Valid CAS-005 Dumps shared by ExamDiscuss.com for Helping Passing CAS-005 Exam! ExamDiscuss.com now offer the newest CAS-005 exam dumps, the ExamDiscuss.com CAS-005 exam questions have been updated and answers have been corrected get the newest ExamDiscuss.com CAS-005 dumps with Test Engine here:
A threat hunter is identifying potentially malicious activity associated with an APT. When the threat hunter runs queries against the SIEM platform with a date range of 60 to 90 days ago, the involved account seems to be typically most active in the evenings. When the threat hunter reruns the same query with a date range of 5 to 30 days ago, the account appears to be most active in the early morning. Which of the following techniques is the threat hunter using to better understand the data?
Correct Answer: B
User behavior analytics (UBA) detects anomalous activity by analyzing historical patterns and comparing them to recent behavior.

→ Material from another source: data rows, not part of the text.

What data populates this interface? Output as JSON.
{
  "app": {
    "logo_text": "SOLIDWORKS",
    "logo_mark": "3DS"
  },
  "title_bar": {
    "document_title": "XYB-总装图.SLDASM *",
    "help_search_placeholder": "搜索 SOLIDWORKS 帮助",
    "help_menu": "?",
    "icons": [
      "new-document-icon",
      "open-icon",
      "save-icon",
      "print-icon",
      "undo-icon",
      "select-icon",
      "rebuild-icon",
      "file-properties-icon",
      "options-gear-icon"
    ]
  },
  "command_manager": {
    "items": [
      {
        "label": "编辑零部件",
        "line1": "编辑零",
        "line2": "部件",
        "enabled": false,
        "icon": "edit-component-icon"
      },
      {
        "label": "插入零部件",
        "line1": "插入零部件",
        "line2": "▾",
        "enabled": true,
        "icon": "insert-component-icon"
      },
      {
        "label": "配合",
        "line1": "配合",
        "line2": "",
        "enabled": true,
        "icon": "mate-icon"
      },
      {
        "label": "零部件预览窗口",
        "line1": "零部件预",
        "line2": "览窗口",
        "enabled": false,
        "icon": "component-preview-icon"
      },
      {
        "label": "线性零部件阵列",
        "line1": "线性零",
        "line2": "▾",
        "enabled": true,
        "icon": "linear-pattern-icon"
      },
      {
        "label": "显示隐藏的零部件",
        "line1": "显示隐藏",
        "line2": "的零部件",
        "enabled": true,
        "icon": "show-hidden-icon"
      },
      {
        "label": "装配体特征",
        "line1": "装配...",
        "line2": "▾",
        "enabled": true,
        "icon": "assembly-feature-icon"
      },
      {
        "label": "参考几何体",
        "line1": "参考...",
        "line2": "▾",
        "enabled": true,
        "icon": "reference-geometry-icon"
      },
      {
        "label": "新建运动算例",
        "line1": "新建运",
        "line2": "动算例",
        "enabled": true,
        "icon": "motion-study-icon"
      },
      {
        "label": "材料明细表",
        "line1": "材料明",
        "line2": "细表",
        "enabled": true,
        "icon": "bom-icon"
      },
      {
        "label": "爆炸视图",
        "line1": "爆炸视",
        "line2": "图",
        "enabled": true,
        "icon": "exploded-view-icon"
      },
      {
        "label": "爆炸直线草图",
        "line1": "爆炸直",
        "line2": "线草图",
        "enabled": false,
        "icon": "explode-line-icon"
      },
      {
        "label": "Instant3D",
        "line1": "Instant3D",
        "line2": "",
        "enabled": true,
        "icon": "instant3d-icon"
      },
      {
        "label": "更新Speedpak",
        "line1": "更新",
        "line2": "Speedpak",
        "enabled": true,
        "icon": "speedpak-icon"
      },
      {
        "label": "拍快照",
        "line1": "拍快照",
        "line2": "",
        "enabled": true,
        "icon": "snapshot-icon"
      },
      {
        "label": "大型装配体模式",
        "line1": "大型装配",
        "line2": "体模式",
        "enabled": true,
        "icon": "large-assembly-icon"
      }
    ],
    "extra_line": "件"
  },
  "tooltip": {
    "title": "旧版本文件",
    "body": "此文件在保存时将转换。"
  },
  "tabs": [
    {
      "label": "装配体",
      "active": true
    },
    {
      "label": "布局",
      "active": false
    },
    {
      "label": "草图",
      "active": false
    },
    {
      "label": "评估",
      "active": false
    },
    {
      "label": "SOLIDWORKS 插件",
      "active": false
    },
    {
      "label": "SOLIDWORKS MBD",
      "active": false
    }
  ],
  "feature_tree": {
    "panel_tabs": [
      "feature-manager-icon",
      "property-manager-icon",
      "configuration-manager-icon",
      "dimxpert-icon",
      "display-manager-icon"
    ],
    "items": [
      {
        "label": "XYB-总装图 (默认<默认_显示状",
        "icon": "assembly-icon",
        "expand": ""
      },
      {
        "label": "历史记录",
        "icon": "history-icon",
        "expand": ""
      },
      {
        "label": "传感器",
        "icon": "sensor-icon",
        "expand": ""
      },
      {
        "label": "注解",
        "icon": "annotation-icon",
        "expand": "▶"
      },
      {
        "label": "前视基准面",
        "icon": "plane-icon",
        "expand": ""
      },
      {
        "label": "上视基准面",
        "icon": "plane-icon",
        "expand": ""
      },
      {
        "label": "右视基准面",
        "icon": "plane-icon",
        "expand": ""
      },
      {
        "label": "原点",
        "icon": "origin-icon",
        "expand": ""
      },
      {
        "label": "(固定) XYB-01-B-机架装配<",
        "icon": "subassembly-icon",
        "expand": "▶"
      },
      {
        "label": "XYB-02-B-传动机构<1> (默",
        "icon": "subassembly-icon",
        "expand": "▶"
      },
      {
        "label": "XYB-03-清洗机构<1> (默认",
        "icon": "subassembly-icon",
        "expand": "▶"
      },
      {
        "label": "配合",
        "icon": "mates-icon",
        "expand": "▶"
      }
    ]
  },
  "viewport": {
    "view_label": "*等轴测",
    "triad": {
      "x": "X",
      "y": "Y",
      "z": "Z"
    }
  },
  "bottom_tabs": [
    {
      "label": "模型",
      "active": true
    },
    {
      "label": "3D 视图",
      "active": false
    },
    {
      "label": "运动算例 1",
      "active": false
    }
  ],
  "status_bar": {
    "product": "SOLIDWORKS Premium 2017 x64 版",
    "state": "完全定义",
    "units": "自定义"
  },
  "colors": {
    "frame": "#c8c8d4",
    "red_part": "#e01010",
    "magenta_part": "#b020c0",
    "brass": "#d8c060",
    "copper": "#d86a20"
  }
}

The time shift in account activity suggests potential compromise or misuse. TTP-based inquiries (A) focus on known attack tactics, techniques, and procedures but do not involve behavior tracking. Adversary emulation (C) simulates attacks but does not analyze real data trends. OSINT analysis (D) gathers intelligence from public sources, which is unrelated to internal account behavior analysis.